50 jaar vernieuwing rijksdienst

maandag 29 mei 2017.
Auteur: Roel Bekker, voormalig secretaris-generaal

U bent mij gewend als schrijver van over het algemeen nogal kritische en sarcastische stukjes over vooral de rijksoverheid. Voor die stukjes is vaak ook alle aanleiding, er gaan veel dingen niet goed en ik leg daar dan graag de vinger op. Maar deze keer een stukje met een geheel andere, optimistische, ja zelfs vrolijke toon. Hoewel: ik moet toch weer even negatief beginnen. Elk belangrijk beleidsterrein beschikt over een goede kennisinfrastructuur, met een wetenschappelijke instituut, een planbureau, een documentatiecentrum, een onderzoeksagenda, dat soort zaken. Voorbeelden te over, met landbouw als koploper. Maar er is één uitzondering: het openbaar bestuur. Daar is het behelpen als het gaat om kennisverzameling, informatie-ontsluiting et cetera. Het is buitengewoon moeilijk om relevante documenten te achterhalen. Wil je kwantitatieve gegevens hebben over de overheid, dan moet je lang en vaak vruchteloos zoeken. Er is wel veel informatie maar die is vaak lastig te vinden. Een strategische onderzoeksagenda ontbreekt. Gegevens en analyses te over, maar niet of nauwelijks op elkaar afgestemd. Vandaar ook dat we zo zitten te worstelen met vraagstukken over de optimale grootte van organisaties, over de verhouding tussen beleid en uitvoering, over de productiviteit van de overheid, over het profiel van de ambtelijke dienst et cetera. Ik heb er vaak voor gepleit om dat te verbeteren maar het is er nooit van gekomen.
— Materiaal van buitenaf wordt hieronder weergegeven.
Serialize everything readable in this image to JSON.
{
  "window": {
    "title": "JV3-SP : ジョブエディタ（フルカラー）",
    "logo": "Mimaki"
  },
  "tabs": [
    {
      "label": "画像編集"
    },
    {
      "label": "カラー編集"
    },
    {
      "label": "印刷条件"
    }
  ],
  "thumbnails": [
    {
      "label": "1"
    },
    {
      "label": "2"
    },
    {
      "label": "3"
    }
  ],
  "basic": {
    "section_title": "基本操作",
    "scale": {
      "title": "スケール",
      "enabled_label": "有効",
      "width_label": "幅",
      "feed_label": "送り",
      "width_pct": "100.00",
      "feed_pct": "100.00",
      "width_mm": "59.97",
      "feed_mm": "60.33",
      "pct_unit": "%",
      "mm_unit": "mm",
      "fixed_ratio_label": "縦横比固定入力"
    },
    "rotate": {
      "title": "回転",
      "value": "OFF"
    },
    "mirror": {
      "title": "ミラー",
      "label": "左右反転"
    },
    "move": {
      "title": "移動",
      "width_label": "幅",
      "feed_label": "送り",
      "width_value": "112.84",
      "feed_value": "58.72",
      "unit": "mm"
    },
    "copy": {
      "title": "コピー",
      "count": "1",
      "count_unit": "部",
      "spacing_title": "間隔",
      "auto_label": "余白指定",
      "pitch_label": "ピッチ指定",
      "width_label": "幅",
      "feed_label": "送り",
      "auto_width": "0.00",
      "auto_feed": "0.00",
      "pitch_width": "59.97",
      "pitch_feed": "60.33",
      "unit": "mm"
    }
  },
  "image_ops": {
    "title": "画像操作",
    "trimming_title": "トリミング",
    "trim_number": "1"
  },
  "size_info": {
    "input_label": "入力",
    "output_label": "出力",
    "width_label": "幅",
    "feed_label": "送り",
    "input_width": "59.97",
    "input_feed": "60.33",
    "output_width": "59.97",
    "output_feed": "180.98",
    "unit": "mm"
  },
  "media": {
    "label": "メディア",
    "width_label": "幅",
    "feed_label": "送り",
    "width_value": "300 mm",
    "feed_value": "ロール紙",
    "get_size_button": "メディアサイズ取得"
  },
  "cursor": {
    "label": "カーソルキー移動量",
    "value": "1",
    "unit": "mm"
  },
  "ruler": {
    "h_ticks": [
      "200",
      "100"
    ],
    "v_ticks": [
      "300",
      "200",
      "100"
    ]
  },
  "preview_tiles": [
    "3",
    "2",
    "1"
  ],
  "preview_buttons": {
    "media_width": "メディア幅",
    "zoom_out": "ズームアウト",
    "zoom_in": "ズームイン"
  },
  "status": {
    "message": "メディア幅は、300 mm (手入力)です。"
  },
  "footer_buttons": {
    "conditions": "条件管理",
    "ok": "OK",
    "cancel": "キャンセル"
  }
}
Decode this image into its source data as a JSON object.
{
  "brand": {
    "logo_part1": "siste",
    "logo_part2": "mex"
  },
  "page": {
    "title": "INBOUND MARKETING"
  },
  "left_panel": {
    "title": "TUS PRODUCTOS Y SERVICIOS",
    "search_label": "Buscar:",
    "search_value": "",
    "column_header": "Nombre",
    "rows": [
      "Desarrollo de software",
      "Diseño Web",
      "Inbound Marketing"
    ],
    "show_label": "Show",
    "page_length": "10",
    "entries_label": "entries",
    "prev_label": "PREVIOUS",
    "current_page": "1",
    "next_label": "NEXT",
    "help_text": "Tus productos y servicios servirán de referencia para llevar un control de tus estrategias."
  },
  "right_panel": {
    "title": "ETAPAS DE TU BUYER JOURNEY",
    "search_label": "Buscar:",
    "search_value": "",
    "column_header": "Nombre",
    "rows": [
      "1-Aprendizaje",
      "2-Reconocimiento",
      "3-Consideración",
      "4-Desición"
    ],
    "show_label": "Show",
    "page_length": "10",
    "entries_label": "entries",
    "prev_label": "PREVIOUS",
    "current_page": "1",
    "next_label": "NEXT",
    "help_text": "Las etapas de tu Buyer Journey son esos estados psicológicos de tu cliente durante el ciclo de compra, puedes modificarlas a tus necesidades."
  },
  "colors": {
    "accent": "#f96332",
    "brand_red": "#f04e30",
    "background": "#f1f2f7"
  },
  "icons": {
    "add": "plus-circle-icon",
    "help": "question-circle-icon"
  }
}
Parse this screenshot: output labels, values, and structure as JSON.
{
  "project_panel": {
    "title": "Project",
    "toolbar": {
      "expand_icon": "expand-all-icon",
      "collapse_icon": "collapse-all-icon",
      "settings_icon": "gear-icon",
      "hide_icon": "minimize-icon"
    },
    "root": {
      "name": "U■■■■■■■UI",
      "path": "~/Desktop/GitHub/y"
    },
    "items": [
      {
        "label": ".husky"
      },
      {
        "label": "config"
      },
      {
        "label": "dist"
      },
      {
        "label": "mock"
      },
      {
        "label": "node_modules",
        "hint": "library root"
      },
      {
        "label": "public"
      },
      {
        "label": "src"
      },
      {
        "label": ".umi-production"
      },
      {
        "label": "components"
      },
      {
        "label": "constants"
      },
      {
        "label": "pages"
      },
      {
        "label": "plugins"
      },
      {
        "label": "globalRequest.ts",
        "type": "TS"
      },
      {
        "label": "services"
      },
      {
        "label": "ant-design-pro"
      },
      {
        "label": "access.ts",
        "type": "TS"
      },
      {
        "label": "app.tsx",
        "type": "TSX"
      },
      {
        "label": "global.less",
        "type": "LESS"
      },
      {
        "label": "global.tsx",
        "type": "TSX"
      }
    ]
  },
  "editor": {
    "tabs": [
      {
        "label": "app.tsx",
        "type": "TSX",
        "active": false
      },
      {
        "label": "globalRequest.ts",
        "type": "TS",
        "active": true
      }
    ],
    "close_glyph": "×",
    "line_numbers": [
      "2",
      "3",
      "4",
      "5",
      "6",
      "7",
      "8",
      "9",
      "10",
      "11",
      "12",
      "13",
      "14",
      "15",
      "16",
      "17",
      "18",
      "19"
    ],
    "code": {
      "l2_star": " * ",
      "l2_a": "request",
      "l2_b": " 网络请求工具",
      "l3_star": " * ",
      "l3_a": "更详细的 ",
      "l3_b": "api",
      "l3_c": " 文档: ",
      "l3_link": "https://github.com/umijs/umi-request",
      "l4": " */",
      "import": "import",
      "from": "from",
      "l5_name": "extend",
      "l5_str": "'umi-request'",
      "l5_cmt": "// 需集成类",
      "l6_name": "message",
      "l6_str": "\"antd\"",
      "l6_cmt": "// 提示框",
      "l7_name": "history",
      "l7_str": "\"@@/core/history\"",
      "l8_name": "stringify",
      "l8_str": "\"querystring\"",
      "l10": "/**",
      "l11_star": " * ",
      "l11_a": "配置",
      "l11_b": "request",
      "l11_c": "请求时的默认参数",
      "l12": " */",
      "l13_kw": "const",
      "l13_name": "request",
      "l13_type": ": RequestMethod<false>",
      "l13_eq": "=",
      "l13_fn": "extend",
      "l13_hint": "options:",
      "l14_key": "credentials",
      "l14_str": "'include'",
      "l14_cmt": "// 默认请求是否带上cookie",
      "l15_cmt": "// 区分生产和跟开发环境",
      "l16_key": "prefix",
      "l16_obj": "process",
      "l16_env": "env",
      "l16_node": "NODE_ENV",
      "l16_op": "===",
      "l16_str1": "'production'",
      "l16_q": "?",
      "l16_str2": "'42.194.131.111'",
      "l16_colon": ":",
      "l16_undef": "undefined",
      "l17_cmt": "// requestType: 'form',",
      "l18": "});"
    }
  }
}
Normaal gesproken zou dat in mijn columns een opmaat zijn voor een cynisch stukje over verkokering, gebrek aan innovatief vermogen, gemakzucht of wat dies meer zij. Maar deze keer niet. Want er is licht aan de horizon. BZK heeft al weer enige tijd geleden het voortreffelijke initiatief genomen om te komen tot een kennisbank openbaar bestuur. Die begint vorm te krijgen. Binnen die kennisbank wil BZK een aantal digitale tentoonstellingen organiseren over grote thema's. Ik had het genoegen te mogen optreden als 'curator' van de eerste in die rij, over 50 jaar vernieuwing van de rijksdienst. Op 8 mei 2017, precies 50 jaar na het aantreden van de eerste bewindspersoon met de doelmatigheid van de rijksdienst in zijn portefeuille (staatssecretaris van Binnenlandse Zaken Van Veen) werd die tentoonstelling ten doop gehouden. Die ziet er heel aardig uit, ga er zelf een kijkje nemen: http://kennisopenbaarbestuur.nl/het-geheugen-van-bzk/50jaarverbeteringrijksdienst.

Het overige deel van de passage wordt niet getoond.